Part 2 of 3
SAN FRANCISCO— Solar is becoming “the new granite countertop” in today’s home market and is expected to soon become the mainstream option, says PetersenDean‘s Wendi Zubillaga, chief sales officer. GlobeSt.com recently caught up with Zubillaga to talk about all things solar, including the ROI for builders.
GlobeSt.com: Why is so solar so popular now?
Wendi Zubillaga: The net-metering policy was actually a major factor in bringing solar electricity into the mainstream. Before that point, solar required the additional expense and maintenance of a battery backup system where excess electricity could be stored. With the availability of grid-tied solar, the battery requirement was eliminated, which made solar significantly less expensive and easier for the average person to adopt. The solar industry, legislators, utilities and their governing bodies eventually put the net-metering policy into place, which enabled reimbursement for the electricity sent to the grid from individual solar power systems installed on homes and businesses.
GlobeSt.com: What is the future of solar?
Zubillaga: The price of solar is continuing to drop as utility rates continue to rise, thus creating increased demand for solar-ready homes. As such, more and more builders are offering solar as standard. Solar is becoming “the new granite countertop” in today’s home market and is expected to soon become the mainstream option. If a buyer has to choose from a home that has low energy costs versus one that doesn’t, it’s a no-brainer.
GlobeSt.com: What is the ROI for builders?
Zubillaga: Solar is financially feasible – which benefits everyone involved. Thanks to shorter paybacks – and great pricing – builders and homeowners especially can reap all the benefits and long-term value by installing solar, without having to use third-party or leases.
GlobeSt.com: What has to be communicated to the home buyers?
Zubillaga: Home buyers need to know that the ROI for them is also significant. The GeoStellar Solar Index shows that solar is a wise investment that can generate more wealth for homeowners in much of the country than bonds, CDs and other investments. In a total of 33 states, solar offers better returns on investment than 30-year U.S. Treasuries. And in 43 states, solar offers better returns on investment than five-year certificates of deposit (CDs), which typically return just 0.75% annually. As electricity rates rise, so does interest in solar power. Homeowners usually want to see a comparison of the cost per kWh for solar vs. the price per kWh being paid to the electric company (this is an average in tiered rate structures). The great thing about solar electricity is that calculating costs and savings can be done on a per kWh unit basis using simple division. From there, it is very easy to demonstrate lifetime savings and payback time frames for each customer. The current 30% federal tax credit is always a very exciting benefit to be communicated.

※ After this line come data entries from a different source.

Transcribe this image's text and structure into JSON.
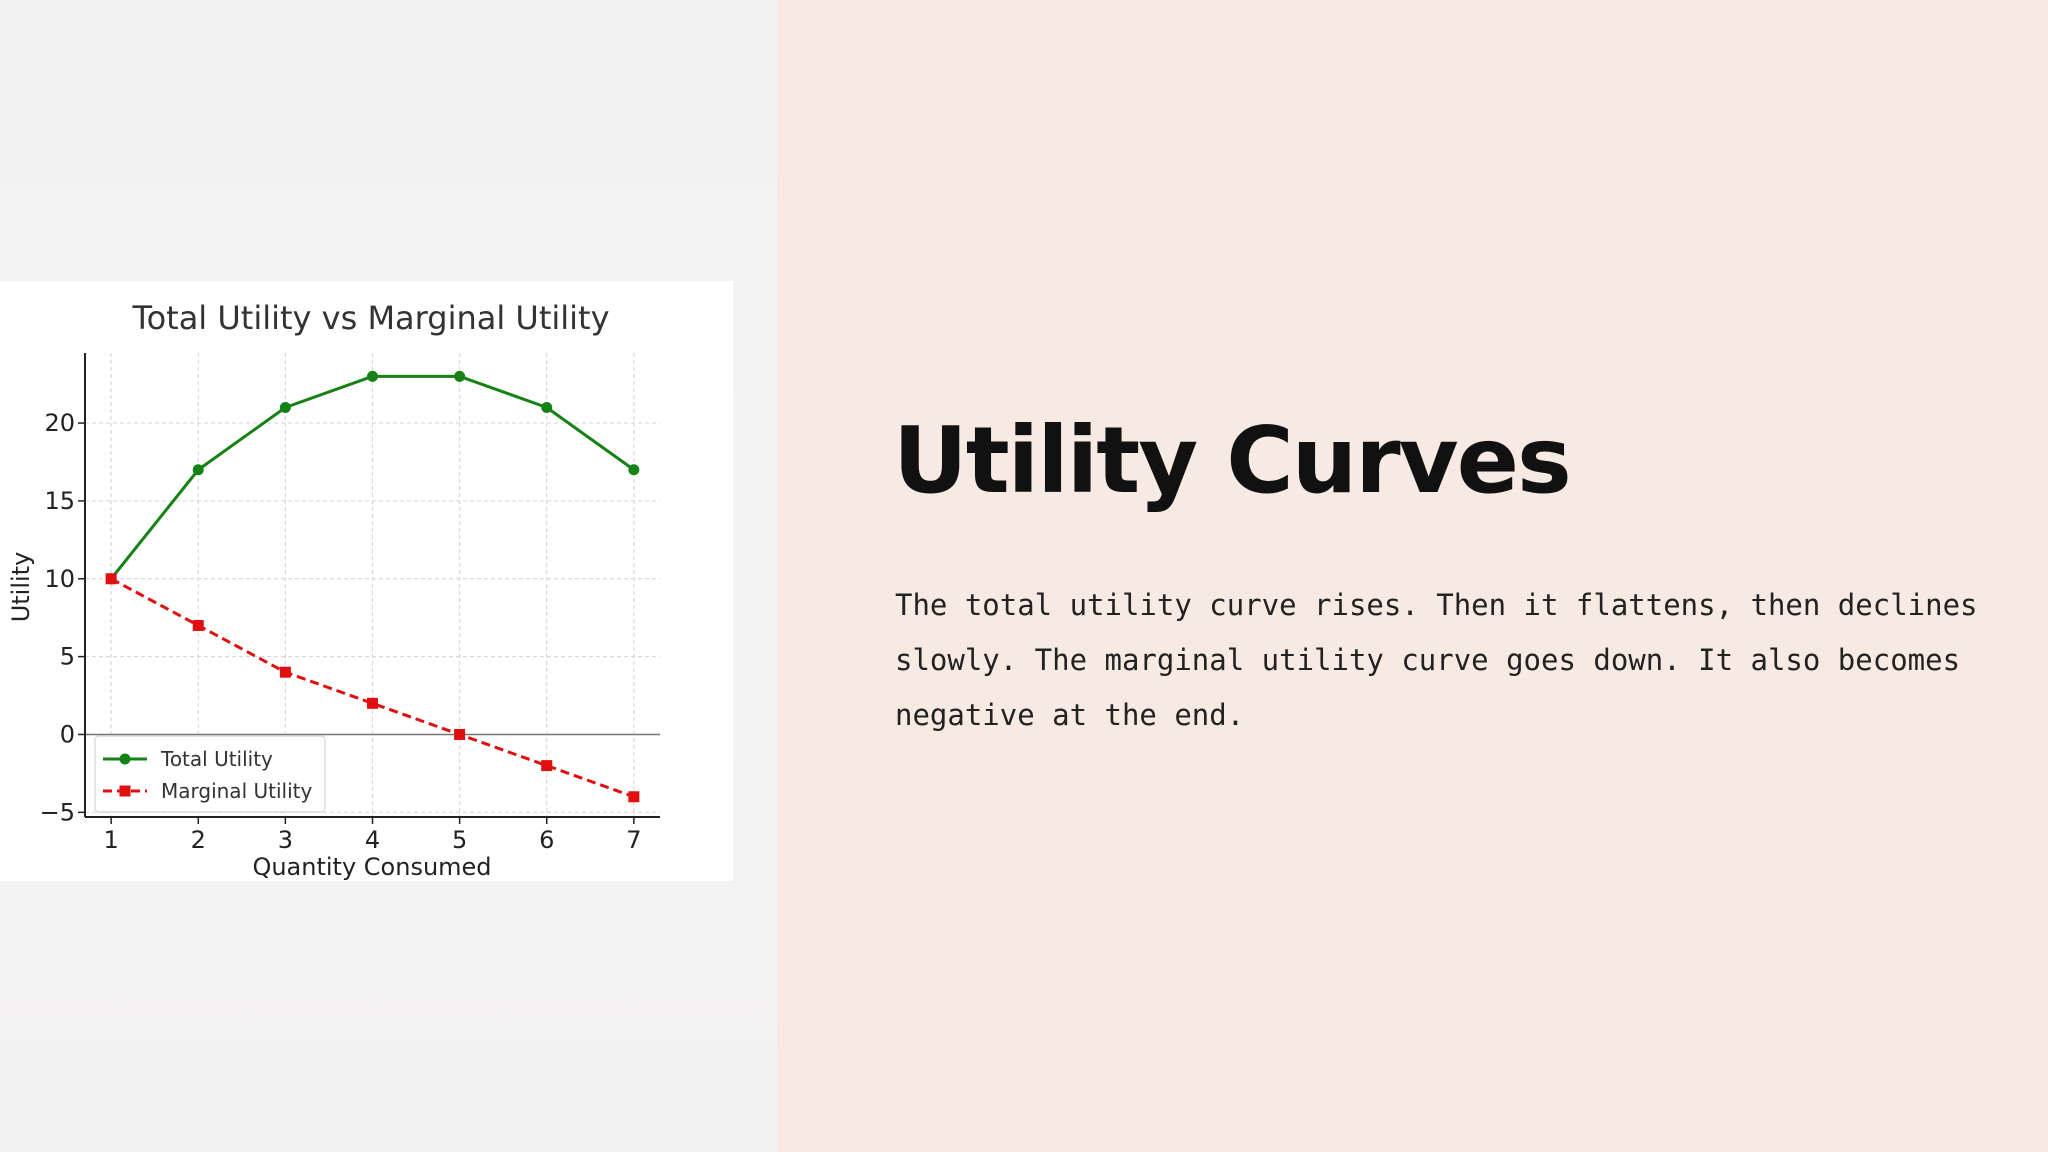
{
  "slide": {
    "title": "Utility Curves",
    "body": "The total utility curve rises. Then it flattens, then declines slowly. The marginal utility curve goes down. It also becomes negative at the end."
  },
  "colors": {
    "right_background": "#f6eae3",
    "total_utility": "#148214",
    "marginal_utility": "#e01010"
  },
  "chart_data": {
    "type": "line",
    "title": "Total Utility vs Marginal Utility",
    "xlabel": "Quantity Consumed",
    "ylabel": "Utility",
    "x": [
      1,
      2,
      3,
      4,
      5,
      6,
      7
    ],
    "xlim": [
      0.7,
      7.3
    ],
    "ylim": [
      -5.3,
      24.5
    ],
    "xticks": [
      1,
      2,
      3,
      4,
      5,
      6,
      7
    ],
    "yticks": [
      -5,
      0,
      5,
      10,
      15,
      20
    ],
    "ytick_labels": [
      "−5",
      "0",
      "5",
      "10",
      "15",
      "20"
    ],
    "grid": true,
    "zero_line": true,
    "legend_position": "lower-left",
    "series": [
      {
        "name": "Total Utility",
        "values": [
          10,
          17,
          21,
          23,
          23,
          21,
          17
        ],
        "color": "#148214",
        "marker": "circle",
        "line_style": "solid"
      },
      {
        "name": "Marginal Utility",
        "values": [
          10,
          7,
          4,
          2,
          0,
          -2,
          -4
        ],
        "color": "#e01010",
        "marker": "square",
        "line_style": "dashed"
      }
    ]
  }
}
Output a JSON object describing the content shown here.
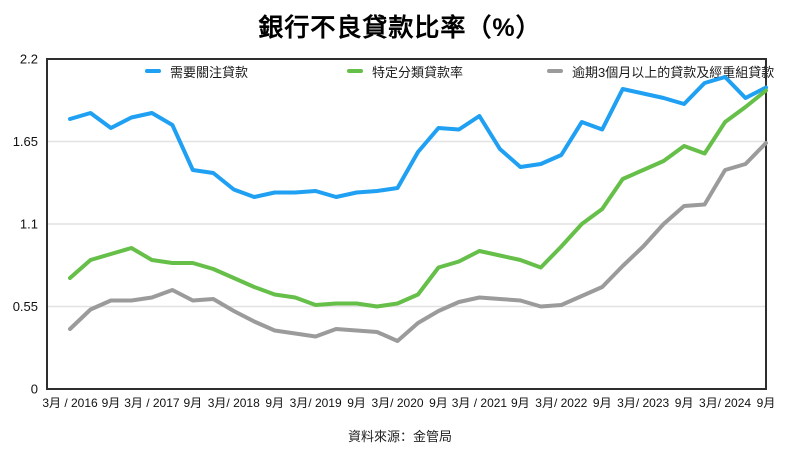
{
  "title": "銀行不良貸款比率（%）",
  "legend": [
    {
      "label": "需要關注貸款",
      "color": "#1FA0F2"
    },
    {
      "label": "特定分類貸款率",
      "color": "#65BF48"
    },
    {
      "label": "逾期3個月以上的貸款及經重組貸款",
      "color": "#9B9B9B"
    }
  ],
  "source": "資料來源：金管局",
  "chart_data": {
    "type": "line",
    "title": "銀行不良貸款比率（%）",
    "ylabel": "",
    "xlabel": "",
    "ylim": [
      0,
      2.2
    ],
    "y_ticks": [
      0,
      0.55,
      1.1,
      1.65,
      2.2
    ],
    "grid": "horizontal",
    "legend_position": "top",
    "x_frequency": "quarterly, labels shown every second point (March and September)",
    "x_tick_labels": [
      "3月 / 2016",
      "9月",
      "3月 / 2017",
      "9月",
      "3月/ 2018",
      "9月",
      "3月/ 2019",
      "9月",
      "3月/ 2020",
      "9月",
      "3月 / 2021",
      "9月",
      "3月/ 2022",
      "9月",
      "3月/ 2023",
      "9月",
      "3月/ 2024",
      "9月"
    ],
    "x": [
      "2016Q1",
      "2016Q2",
      "2016Q3",
      "2016Q4",
      "2017Q1",
      "2017Q2",
      "2017Q3",
      "2017Q4",
      "2018Q1",
      "2018Q2",
      "2018Q3",
      "2018Q4",
      "2019Q1",
      "2019Q2",
      "2019Q3",
      "2019Q4",
      "2020Q1",
      "2020Q2",
      "2020Q3",
      "2020Q4",
      "2021Q1",
      "2021Q2",
      "2021Q3",
      "2021Q4",
      "2022Q1",
      "2022Q2",
      "2022Q3",
      "2022Q4",
      "2023Q1",
      "2023Q2",
      "2023Q3",
      "2023Q4",
      "2024Q1",
      "2024Q2",
      "2024Q3"
    ],
    "series": [
      {
        "name": "需要關注貸款",
        "color": "#1FA0F2",
        "values": [
          1.8,
          1.84,
          1.74,
          1.81,
          1.84,
          1.76,
          1.46,
          1.44,
          1.33,
          1.28,
          1.31,
          1.31,
          1.32,
          1.28,
          1.31,
          1.32,
          1.34,
          1.58,
          1.74,
          1.73,
          1.82,
          1.6,
          1.48,
          1.5,
          1.56,
          1.78,
          1.73,
          2.0,
          1.97,
          1.94,
          1.9,
          2.04,
          2.08,
          1.94,
          2.01
        ]
      },
      {
        "name": "特定分類貸款率",
        "color": "#65BF48",
        "values": [
          0.74,
          0.86,
          0.9,
          0.94,
          0.86,
          0.84,
          0.84,
          0.8,
          0.74,
          0.68,
          0.63,
          0.61,
          0.56,
          0.57,
          0.57,
          0.55,
          0.57,
          0.63,
          0.81,
          0.85,
          0.92,
          0.89,
          0.86,
          0.81,
          0.95,
          1.1,
          1.2,
          1.4,
          1.46,
          1.52,
          1.62,
          1.57,
          1.78,
          1.88,
          1.99
        ]
      },
      {
        "name": "逾期3個月以上的貸款及經重組貸款",
        "color": "#9B9B9B",
        "values": [
          0.4,
          0.53,
          0.59,
          0.59,
          0.61,
          0.66,
          0.59,
          0.6,
          0.52,
          0.45,
          0.39,
          0.37,
          0.35,
          0.4,
          0.39,
          0.38,
          0.32,
          0.44,
          0.52,
          0.58,
          0.61,
          0.6,
          0.59,
          0.55,
          0.56,
          0.62,
          0.68,
          0.82,
          0.95,
          1.1,
          1.22,
          1.23,
          1.46,
          1.5,
          1.64
        ]
      }
    ],
    "style": {
      "line_width": 4,
      "grid_color": "#e2e2e2",
      "border_color": "#2e2e2e",
      "tick_color": "#111111"
    }
  }
}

GlobeSt.com: What do the formulas for savings look like?
Zubillaga: We always advise against quoting actual savings to potential homebuyers. Each household has different habits and usage. Once a system is designed for a home, the homeowner is given the approximate energy that will be generated from their solar system. This number will give them the opportunity to look at a bill from their current home to see what they would have saved with solar. Thus, over the days, months and years, the customer recoups the investment through the production offset and corresponding savings. And as fossil fuel electricity rates continue to rise each year, the total savings through fixed energy costs leads to growing savings.
GlobeSt.com: Can homeowners sell the energy back?
Zubillaga: With the implementation of the net-metering policy, solar customers gain an even greater advantage. Not only does this policy grant solar customers the exact match of the retail electricity rate for any excess solar-produced electricity sent to the grid, but in some cases, it also allows homeowners to work backwards to “shave” electricity from the most expensive tiers off their bills first.
GlobeSt.com: What are the payback periods for home owners?
Zubillaga: The payback periods have also dropped significantly. “Residents of the top states in the index can see their investment would be completely paid back in four to six years, and then receive free energy worth another five times that amount,” said Mark Wirt, Geostellar’s senior analyst. “The wide spread between solar and conventional electricity in some markets has created broader opportunities for third-party financing and zero-money down offers, where institutions become co-investors with the homeowner, providing upfront money and participating in the yields.”
GlobeSt.com: What about resale values?
Zubillaga: Once a solar power system is paid off, it can add a tremendous amount of resale value to a home. People are keyed in to what solar energy does for their pocketbook and the efficiency of their home. If a buyer has to choose from a home that has low energy bills versus one that doesn’t, it’s a no-brainer. In addition, an increasing number of buyers looking to purchase new homes are opting for solar-ready residences.